Considering to apply the Newton method to find $f$ root, which is the initial value of $x_0$:
\begin{cases} x_{n+1}=x_n-\frac{f(x_n)}{f'(x_n)} \\ x_0=? \end{cases}
Study of the function $f$ on the interval $[0,2\pi]$:
$$f(0) \ f(2\pi)<0$$ $$f'(x)=2x+\sin(x)>0 \qquad \forall x \in [0,2\pi]$$
So: $$\exists! \qquad x^*\in [0,2\pi]: f(x^*)=0$$
Theorem of Newton method convergence: $$sign (x_0-x^*)=sign(f' f'')$$
$$f''(x)=2+\cos(x)$$ $$sign(f' f'')=1$$
$$x_0=2\pi$$
Is it correct?
Thanks!
On
You can try just about anything as $x_0$, and see where it leads you. $x_0 = 0$ would get you in trouble right away, as $f'(0) = 0$; $x_0$ too close to $0$ would also be bad because $f'(0)$ will be nearly $0$, leading to a very large $x_1$. $x_0 = \pi/4$ might be a good choice, because $f(\pi/4)$ is rather close to $0$.

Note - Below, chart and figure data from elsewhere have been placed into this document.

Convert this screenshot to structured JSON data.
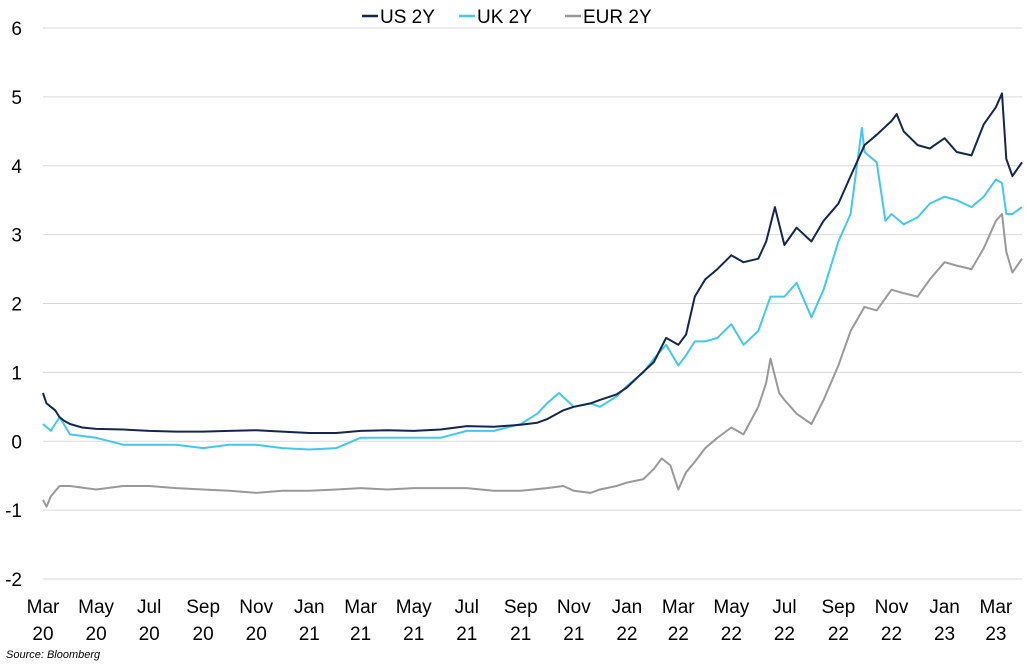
{
  "source": "Source: Bloomberg",
  "chart_data": {
    "type": "line",
    "title": "",
    "xlabel": "",
    "ylabel": "",
    "ylim": [
      -2,
      6
    ],
    "yticks": [
      -2,
      -1,
      0,
      1,
      2,
      3,
      4,
      5,
      6
    ],
    "grid": "horizontal",
    "legend_position": "top-center",
    "x_start": "2020-03-01",
    "x_end": "2023-03-31",
    "x_ticks": [
      {
        "month": "Mar",
        "year": "20",
        "date": "2020-03-01"
      },
      {
        "month": "May",
        "year": "20",
        "date": "2020-05-01"
      },
      {
        "month": "Jul",
        "year": "20",
        "date": "2020-07-01"
      },
      {
        "month": "Sep",
        "year": "20",
        "date": "2020-09-01"
      },
      {
        "month": "Nov",
        "year": "20",
        "date": "2020-11-01"
      },
      {
        "month": "Jan",
        "year": "21",
        "date": "2021-01-01"
      },
      {
        "month": "Mar",
        "year": "21",
        "date": "2021-03-01"
      },
      {
        "month": "May",
        "year": "21",
        "date": "2021-05-01"
      },
      {
        "month": "Jul",
        "year": "21",
        "date": "2021-07-01"
      },
      {
        "month": "Sep",
        "year": "21",
        "date": "2021-09-01"
      },
      {
        "month": "Nov",
        "year": "21",
        "date": "2021-11-01"
      },
      {
        "month": "Jan",
        "year": "22",
        "date": "2022-01-01"
      },
      {
        "month": "Mar",
        "year": "22",
        "date": "2022-03-01"
      },
      {
        "month": "May",
        "year": "22",
        "date": "2022-05-01"
      },
      {
        "month": "Jul",
        "year": "22",
        "date": "2022-07-01"
      },
      {
        "month": "Sep",
        "year": "22",
        "date": "2022-09-01"
      },
      {
        "month": "Nov",
        "year": "22",
        "date": "2022-11-01"
      },
      {
        "month": "Jan",
        "year": "23",
        "date": "2023-01-01"
      },
      {
        "month": "Mar",
        "year": "23",
        "date": "2023-03-01"
      }
    ],
    "series": [
      {
        "name": "US 2Y",
        "color": "#14254f",
        "points": [
          [
            "2020-03-01",
            0.7
          ],
          [
            "2020-03-05",
            0.55
          ],
          [
            "2020-03-10",
            0.5
          ],
          [
            "2020-03-15",
            0.45
          ],
          [
            "2020-03-20",
            0.35
          ],
          [
            "2020-03-25",
            0.3
          ],
          [
            "2020-04-01",
            0.25
          ],
          [
            "2020-04-15",
            0.2
          ],
          [
            "2020-05-01",
            0.18
          ],
          [
            "2020-06-01",
            0.17
          ],
          [
            "2020-07-01",
            0.15
          ],
          [
            "2020-08-01",
            0.14
          ],
          [
            "2020-09-01",
            0.14
          ],
          [
            "2020-10-01",
            0.15
          ],
          [
            "2020-11-01",
            0.16
          ],
          [
            "2020-12-01",
            0.14
          ],
          [
            "2021-01-01",
            0.12
          ],
          [
            "2021-02-01",
            0.12
          ],
          [
            "2021-03-01",
            0.15
          ],
          [
            "2021-04-01",
            0.16
          ],
          [
            "2021-05-01",
            0.15
          ],
          [
            "2021-06-01",
            0.17
          ],
          [
            "2021-07-01",
            0.22
          ],
          [
            "2021-08-01",
            0.21
          ],
          [
            "2021-09-01",
            0.24
          ],
          [
            "2021-09-20",
            0.27
          ],
          [
            "2021-10-01",
            0.32
          ],
          [
            "2021-10-20",
            0.45
          ],
          [
            "2021-11-01",
            0.5
          ],
          [
            "2021-11-20",
            0.55
          ],
          [
            "2021-12-01",
            0.6
          ],
          [
            "2021-12-20",
            0.68
          ],
          [
            "2022-01-01",
            0.78
          ],
          [
            "2022-01-15",
            0.95
          ],
          [
            "2022-02-01",
            1.15
          ],
          [
            "2022-02-15",
            1.5
          ],
          [
            "2022-03-01",
            1.4
          ],
          [
            "2022-03-10",
            1.55
          ],
          [
            "2022-03-20",
            2.1
          ],
          [
            "2022-04-01",
            2.35
          ],
          [
            "2022-04-15",
            2.5
          ],
          [
            "2022-05-01",
            2.7
          ],
          [
            "2022-05-15",
            2.6
          ],
          [
            "2022-06-01",
            2.65
          ],
          [
            "2022-06-10",
            2.9
          ],
          [
            "2022-06-20",
            3.4
          ],
          [
            "2022-07-01",
            2.85
          ],
          [
            "2022-07-15",
            3.1
          ],
          [
            "2022-08-01",
            2.9
          ],
          [
            "2022-08-15",
            3.2
          ],
          [
            "2022-09-01",
            3.45
          ],
          [
            "2022-09-15",
            3.85
          ],
          [
            "2022-10-01",
            4.3
          ],
          [
            "2022-10-15",
            4.45
          ],
          [
            "2022-11-01",
            4.65
          ],
          [
            "2022-11-07",
            4.75
          ],
          [
            "2022-11-15",
            4.5
          ],
          [
            "2022-12-01",
            4.3
          ],
          [
            "2022-12-15",
            4.25
          ],
          [
            "2023-01-01",
            4.4
          ],
          [
            "2023-01-15",
            4.2
          ],
          [
            "2023-02-01",
            4.15
          ],
          [
            "2023-02-15",
            4.6
          ],
          [
            "2023-03-01",
            4.85
          ],
          [
            "2023-03-08",
            5.05
          ],
          [
            "2023-03-13",
            4.1
          ],
          [
            "2023-03-20",
            3.85
          ],
          [
            "2023-03-31",
            4.05
          ]
        ]
      },
      {
        "name": "UK 2Y",
        "color": "#42c8ee",
        "points": [
          [
            "2020-03-01",
            0.25
          ],
          [
            "2020-03-10",
            0.15
          ],
          [
            "2020-03-20",
            0.35
          ],
          [
            "2020-04-01",
            0.1
          ],
          [
            "2020-05-01",
            0.05
          ],
          [
            "2020-06-01",
            -0.05
          ],
          [
            "2020-07-01",
            -0.05
          ],
          [
            "2020-08-01",
            -0.05
          ],
          [
            "2020-09-01",
            -0.1
          ],
          [
            "2020-10-01",
            -0.05
          ],
          [
            "2020-11-01",
            -0.05
          ],
          [
            "2020-12-01",
            -0.1
          ],
          [
            "2021-01-01",
            -0.12
          ],
          [
            "2021-02-01",
            -0.1
          ],
          [
            "2021-03-01",
            0.05
          ],
          [
            "2021-04-01",
            0.05
          ],
          [
            "2021-05-01",
            0.05
          ],
          [
            "2021-06-01",
            0.05
          ],
          [
            "2021-07-01",
            0.15
          ],
          [
            "2021-08-01",
            0.15
          ],
          [
            "2021-09-01",
            0.25
          ],
          [
            "2021-09-20",
            0.4
          ],
          [
            "2021-10-01",
            0.55
          ],
          [
            "2021-10-15",
            0.7
          ],
          [
            "2021-11-01",
            0.5
          ],
          [
            "2021-11-20",
            0.55
          ],
          [
            "2021-12-01",
            0.5
          ],
          [
            "2021-12-20",
            0.65
          ],
          [
            "2022-01-01",
            0.8
          ],
          [
            "2022-01-20",
            1.0
          ],
          [
            "2022-02-01",
            1.2
          ],
          [
            "2022-02-15",
            1.4
          ],
          [
            "2022-03-01",
            1.1
          ],
          [
            "2022-03-10",
            1.25
          ],
          [
            "2022-03-20",
            1.45
          ],
          [
            "2022-04-01",
            1.45
          ],
          [
            "2022-04-15",
            1.5
          ],
          [
            "2022-05-01",
            1.7
          ],
          [
            "2022-05-15",
            1.4
          ],
          [
            "2022-06-01",
            1.6
          ],
          [
            "2022-06-15",
            2.1
          ],
          [
            "2022-07-01",
            2.1
          ],
          [
            "2022-07-15",
            2.3
          ],
          [
            "2022-08-01",
            1.8
          ],
          [
            "2022-08-15",
            2.2
          ],
          [
            "2022-09-01",
            2.9
          ],
          [
            "2022-09-15",
            3.3
          ],
          [
            "2022-09-28",
            4.55
          ],
          [
            "2022-10-01",
            4.2
          ],
          [
            "2022-10-15",
            4.05
          ],
          [
            "2022-10-25",
            3.2
          ],
          [
            "2022-11-01",
            3.3
          ],
          [
            "2022-11-15",
            3.15
          ],
          [
            "2022-12-01",
            3.25
          ],
          [
            "2022-12-15",
            3.45
          ],
          [
            "2023-01-01",
            3.55
          ],
          [
            "2023-01-15",
            3.5
          ],
          [
            "2023-02-01",
            3.4
          ],
          [
            "2023-02-15",
            3.55
          ],
          [
            "2023-03-01",
            3.8
          ],
          [
            "2023-03-08",
            3.75
          ],
          [
            "2023-03-13",
            3.3
          ],
          [
            "2023-03-20",
            3.3
          ],
          [
            "2023-03-31",
            3.4
          ]
        ]
      },
      {
        "name": "EUR 2Y",
        "color": "#999999",
        "points": [
          [
            "2020-03-01",
            -0.85
          ],
          [
            "2020-03-05",
            -0.95
          ],
          [
            "2020-03-10",
            -0.8
          ],
          [
            "2020-03-20",
            -0.65
          ],
          [
            "2020-04-01",
            -0.65
          ],
          [
            "2020-05-01",
            -0.7
          ],
          [
            "2020-06-01",
            -0.65
          ],
          [
            "2020-07-01",
            -0.65
          ],
          [
            "2020-08-01",
            -0.68
          ],
          [
            "2020-09-01",
            -0.7
          ],
          [
            "2020-10-01",
            -0.72
          ],
          [
            "2020-11-01",
            -0.75
          ],
          [
            "2020-12-01",
            -0.72
          ],
          [
            "2021-01-01",
            -0.72
          ],
          [
            "2021-02-01",
            -0.7
          ],
          [
            "2021-03-01",
            -0.68
          ],
          [
            "2021-04-01",
            -0.7
          ],
          [
            "2021-05-01",
            -0.68
          ],
          [
            "2021-06-01",
            -0.68
          ],
          [
            "2021-07-01",
            -0.68
          ],
          [
            "2021-08-01",
            -0.72
          ],
          [
            "2021-09-01",
            -0.72
          ],
          [
            "2021-10-01",
            -0.68
          ],
          [
            "2021-10-20",
            -0.65
          ],
          [
            "2021-11-01",
            -0.72
          ],
          [
            "2021-11-20",
            -0.75
          ],
          [
            "2021-12-01",
            -0.7
          ],
          [
            "2021-12-20",
            -0.65
          ],
          [
            "2022-01-01",
            -0.6
          ],
          [
            "2022-01-20",
            -0.55
          ],
          [
            "2022-02-01",
            -0.4
          ],
          [
            "2022-02-10",
            -0.25
          ],
          [
            "2022-02-20",
            -0.35
          ],
          [
            "2022-03-01",
            -0.7
          ],
          [
            "2022-03-10",
            -0.45
          ],
          [
            "2022-03-20",
            -0.3
          ],
          [
            "2022-04-01",
            -0.1
          ],
          [
            "2022-04-15",
            0.05
          ],
          [
            "2022-05-01",
            0.2
          ],
          [
            "2022-05-15",
            0.1
          ],
          [
            "2022-06-01",
            0.5
          ],
          [
            "2022-06-10",
            0.85
          ],
          [
            "2022-06-15",
            1.2
          ],
          [
            "2022-06-25",
            0.7
          ],
          [
            "2022-07-01",
            0.6
          ],
          [
            "2022-07-15",
            0.4
          ],
          [
            "2022-08-01",
            0.25
          ],
          [
            "2022-08-15",
            0.6
          ],
          [
            "2022-09-01",
            1.1
          ],
          [
            "2022-09-15",
            1.6
          ],
          [
            "2022-10-01",
            1.95
          ],
          [
            "2022-10-15",
            1.9
          ],
          [
            "2022-11-01",
            2.2
          ],
          [
            "2022-11-15",
            2.15
          ],
          [
            "2022-12-01",
            2.1
          ],
          [
            "2022-12-15",
            2.35
          ],
          [
            "2023-01-01",
            2.6
          ],
          [
            "2023-01-15",
            2.55
          ],
          [
            "2023-02-01",
            2.5
          ],
          [
            "2023-02-15",
            2.8
          ],
          [
            "2023-03-01",
            3.2
          ],
          [
            "2023-03-08",
            3.3
          ],
          [
            "2023-03-13",
            2.75
          ],
          [
            "2023-03-20",
            2.45
          ],
          [
            "2023-03-31",
            2.65
          ]
        ]
      }
    ]
  }
}
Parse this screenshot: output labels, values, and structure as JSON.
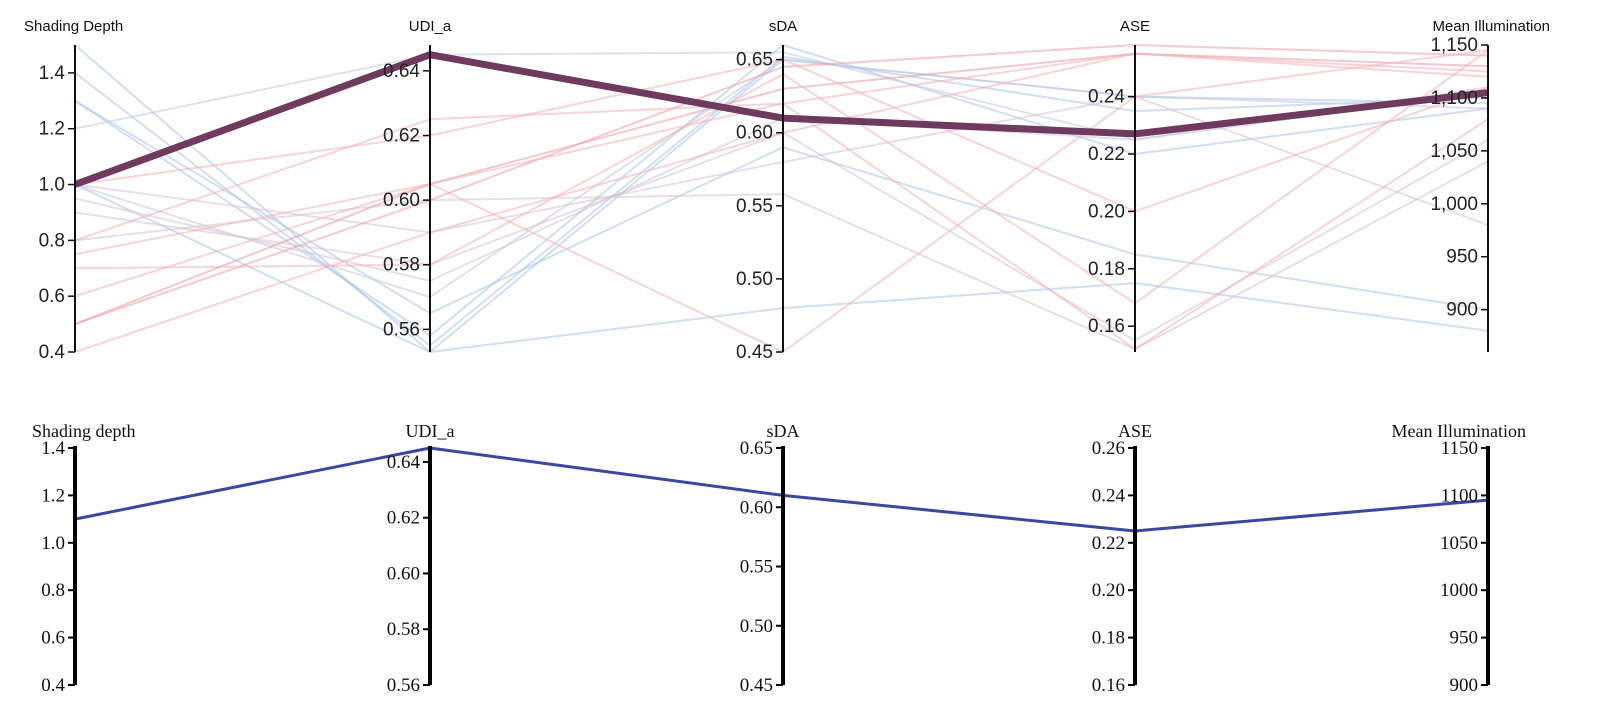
{
  "chart_data": [
    {
      "type": "parallel-coordinates",
      "axes": [
        {
          "name": "Shading Depth",
          "range": [
            0.4,
            1.5
          ],
          "ticks": [
            "0.4",
            "0.6",
            "0.8",
            "1.0",
            "1.2",
            "1.4"
          ]
        },
        {
          "name": "UDI_a",
          "range": [
            0.553,
            0.648
          ],
          "ticks": [
            "0.56",
            "0.58",
            "0.60",
            "0.62",
            "0.64"
          ]
        },
        {
          "name": "sDA",
          "range": [
            0.45,
            0.66
          ],
          "ticks": [
            "0.45",
            "0.50",
            "0.55",
            "0.60",
            "0.65"
          ]
        },
        {
          "name": "ASE",
          "range": [
            0.151,
            0.258
          ],
          "ticks": [
            "0.16",
            "0.18",
            "0.20",
            "0.22",
            "0.24"
          ]
        },
        {
          "name": "Mean Illumination",
          "range": [
            860,
            1150
          ],
          "ticks": [
            "900",
            "950",
            "1,000",
            "1,050",
            "1,100",
            "1,150"
          ]
        }
      ],
      "lines": [
        {
          "values": [
            1.0,
            0.645,
            0.61,
            0.227,
            1105
          ],
          "color": "#6e3a5e",
          "highlight": true
        },
        {
          "values": [
            1.5,
            0.553,
            0.65,
            0.24,
            1095
          ],
          "color": "#a9c4e6"
        },
        {
          "values": [
            1.4,
            0.555,
            0.652,
            0.235,
            1100
          ],
          "color": "#a9c4e6"
        },
        {
          "values": [
            1.3,
            0.558,
            0.66,
            0.22,
            1090
          ],
          "color": "#a9c4e6"
        },
        {
          "values": [
            1.3,
            0.565,
            0.59,
            0.185,
            900
          ],
          "color": "#a9c4e6"
        },
        {
          "values": [
            1.0,
            0.553,
            0.48,
            0.175,
            880
          ],
          "color": "#a9c4e6"
        },
        {
          "values": [
            1.2,
            0.645,
            0.655,
            0.225,
            1105
          ],
          "color": "#c5c8e0"
        },
        {
          "values": [
            1.0,
            0.57,
            0.65,
            0.24,
            1090
          ],
          "color": "#c5c8e0"
        },
        {
          "values": [
            0.9,
            0.58,
            0.6,
            0.155,
            1060
          ],
          "color": "#d6c3d6"
        },
        {
          "values": [
            0.8,
            0.6,
            0.558,
            0.152,
            1040
          ],
          "color": "#d6c3d6"
        },
        {
          "values": [
            1.0,
            0.59,
            0.58,
            0.24,
            980
          ],
          "color": "#d6c3d6"
        },
        {
          "values": [
            0.95,
            0.575,
            0.61,
            0.225,
            1110
          ],
          "color": "#d6c3d6"
        },
        {
          "values": [
            0.5,
            0.605,
            0.63,
            0.255,
            1130
          ],
          "color": "#e89ba3"
        },
        {
          "values": [
            0.5,
            0.6,
            0.645,
            0.258,
            1140
          ],
          "color": "#ef9ca5"
        },
        {
          "values": [
            0.6,
            0.605,
            0.62,
            0.255,
            1120
          ],
          "color": "#f2b0b7"
        },
        {
          "values": [
            0.4,
            0.59,
            0.6,
            0.255,
            1125
          ],
          "color": "#f2b0b7"
        },
        {
          "values": [
            0.7,
            0.58,
            0.64,
            0.168,
            1145
          ],
          "color": "#f2b0b7"
        },
        {
          "values": [
            0.8,
            0.625,
            0.62,
            0.152,
            1080
          ],
          "color": "#f2b0b7"
        },
        {
          "values": [
            0.75,
            0.605,
            0.45,
            0.24,
            1145
          ],
          "color": "#f2b0b7"
        },
        {
          "values": [
            1.0,
            0.62,
            0.65,
            0.2,
            1110
          ],
          "color": "#f2b0b7"
        }
      ]
    },
    {
      "type": "parallel-coordinates",
      "axes": [
        {
          "name": "Shading depth",
          "range": [
            0.4,
            1.4
          ],
          "ticks": [
            "0.4",
            "0.6",
            "0.8",
            "1.0",
            "1.2",
            "1.4"
          ]
        },
        {
          "name": "UDI_a",
          "range": [
            0.56,
            0.645
          ],
          "ticks": [
            "0.56",
            "0.58",
            "0.60",
            "0.62",
            "0.64"
          ]
        },
        {
          "name": "sDA",
          "range": [
            0.45,
            0.65
          ],
          "ticks": [
            "0.45",
            "0.50",
            "0.55",
            "0.60",
            "0.65"
          ]
        },
        {
          "name": "ASE",
          "range": [
            0.16,
            0.26
          ],
          "ticks": [
            "0.16",
            "0.18",
            "0.20",
            "0.22",
            "0.24",
            "0.26"
          ]
        },
        {
          "name": "Mean Illumination",
          "range": [
            900,
            1150
          ],
          "ticks": [
            "900",
            "950",
            "1000",
            "1050",
            "1100",
            "1150"
          ]
        }
      ],
      "lines": [
        {
          "values": [
            1.1,
            0.645,
            0.61,
            0.225,
            1095
          ],
          "color": "#3a48a0"
        }
      ]
    }
  ]
}
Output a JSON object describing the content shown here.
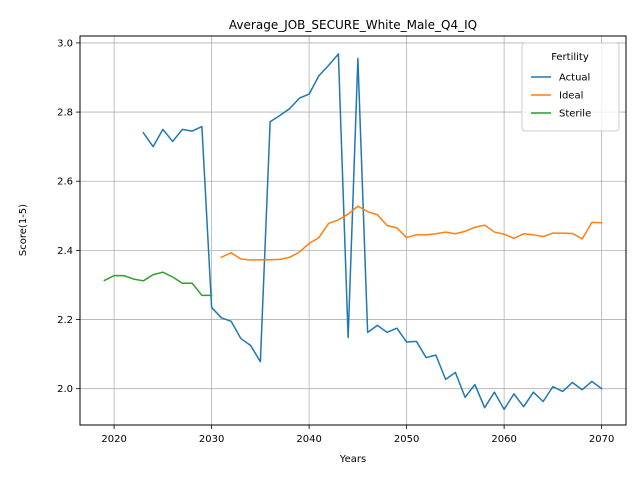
{
  "chart_data": {
    "type": "line",
    "title": "Average_JOB_SECURE_White_Male_Q4_IQ",
    "xlabel": "Years",
    "ylabel": "Score(1-5)",
    "xlim": [
      2016.5,
      2072.5
    ],
    "ylim": [
      1.895,
      3.02
    ],
    "xticks": [
      2020,
      2030,
      2040,
      2050,
      2060,
      2070
    ],
    "yticks": [
      2.0,
      2.2,
      2.4,
      2.6,
      2.8,
      3.0
    ],
    "ytick_labels": [
      "2.0",
      "2.2",
      "2.4",
      "2.6",
      "2.8",
      "3.0"
    ],
    "grid": true,
    "legend": {
      "title": "Fertility",
      "placement": "top-right"
    },
    "series": [
      {
        "name": "Actual",
        "color": "#1f77b4",
        "x": [
          2023,
          2024,
          2025,
          2026,
          2027,
          2028,
          2029,
          2030,
          2031,
          2032,
          2033,
          2034,
          2035,
          2036,
          2037,
          2038,
          2039,
          2040,
          2041,
          2042,
          2043,
          2044,
          2045,
          2046,
          2047,
          2048,
          2049,
          2050,
          2051,
          2052,
          2053,
          2054,
          2055,
          2056,
          2057,
          2058,
          2059,
          2060,
          2061,
          2062,
          2063,
          2064,
          2065,
          2066,
          2067,
          2068,
          2069,
          2070
        ],
        "y": [
          2.74,
          2.7,
          2.75,
          2.715,
          2.75,
          2.745,
          2.758,
          2.235,
          2.205,
          2.195,
          2.145,
          2.125,
          2.078,
          2.772,
          2.79,
          2.81,
          2.84,
          2.852,
          2.905,
          2.935,
          2.968,
          2.148,
          2.955,
          2.163,
          2.183,
          2.163,
          2.175,
          2.135,
          2.137,
          2.09,
          2.097,
          2.027,
          2.047,
          1.975,
          2.012,
          1.945,
          1.99,
          1.94,
          1.985,
          1.948,
          1.99,
          1.963,
          2.006,
          1.992,
          2.018,
          1.997,
          2.021,
          2.0
        ]
      },
      {
        "name": "Ideal",
        "color": "#ff7f0e",
        "x": [
          2031,
          2032,
          2033,
          2034,
          2035,
          2036,
          2037,
          2038,
          2039,
          2040,
          2041,
          2042,
          2043,
          2044,
          2045,
          2046,
          2047,
          2048,
          2049,
          2050,
          2051,
          2052,
          2053,
          2054,
          2055,
          2056,
          2057,
          2058,
          2059,
          2060,
          2061,
          2062,
          2063,
          2064,
          2065,
          2066,
          2067,
          2068,
          2069,
          2070
        ],
        "y": [
          2.38,
          2.393,
          2.375,
          2.372,
          2.373,
          2.373,
          2.374,
          2.38,
          2.395,
          2.42,
          2.437,
          2.478,
          2.488,
          2.505,
          2.528,
          2.512,
          2.503,
          2.472,
          2.465,
          2.437,
          2.445,
          2.445,
          2.448,
          2.453,
          2.448,
          2.455,
          2.467,
          2.473,
          2.453,
          2.447,
          2.435,
          2.448,
          2.445,
          2.44,
          2.45,
          2.45,
          2.449,
          2.433,
          2.481,
          2.48
        ]
      },
      {
        "name": "Sterile",
        "color": "#2ca02c",
        "x": [
          2019,
          2020,
          2021,
          2022,
          2023,
          2024,
          2025,
          2026,
          2027,
          2028,
          2029,
          2030
        ],
        "y": [
          2.313,
          2.327,
          2.327,
          2.317,
          2.312,
          2.33,
          2.337,
          2.323,
          2.305,
          2.305,
          2.27,
          2.27
        ]
      }
    ]
  }
}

$x^2-\cos(x)$ is increasing and convex on $[0,2\pi]$, hence if you start Newton's iteration at the right of the only root you get a decreasing sequence converging to your root (with the chance to employ some steps of the secant method in-between to improve the convergence speed). Since $1^2-\cos(1)$ is positive but not that large, it is not a bad idea to start iterating at $x_0=1$.
With few iterations we get that the root is at $\approx 0.8241323123$.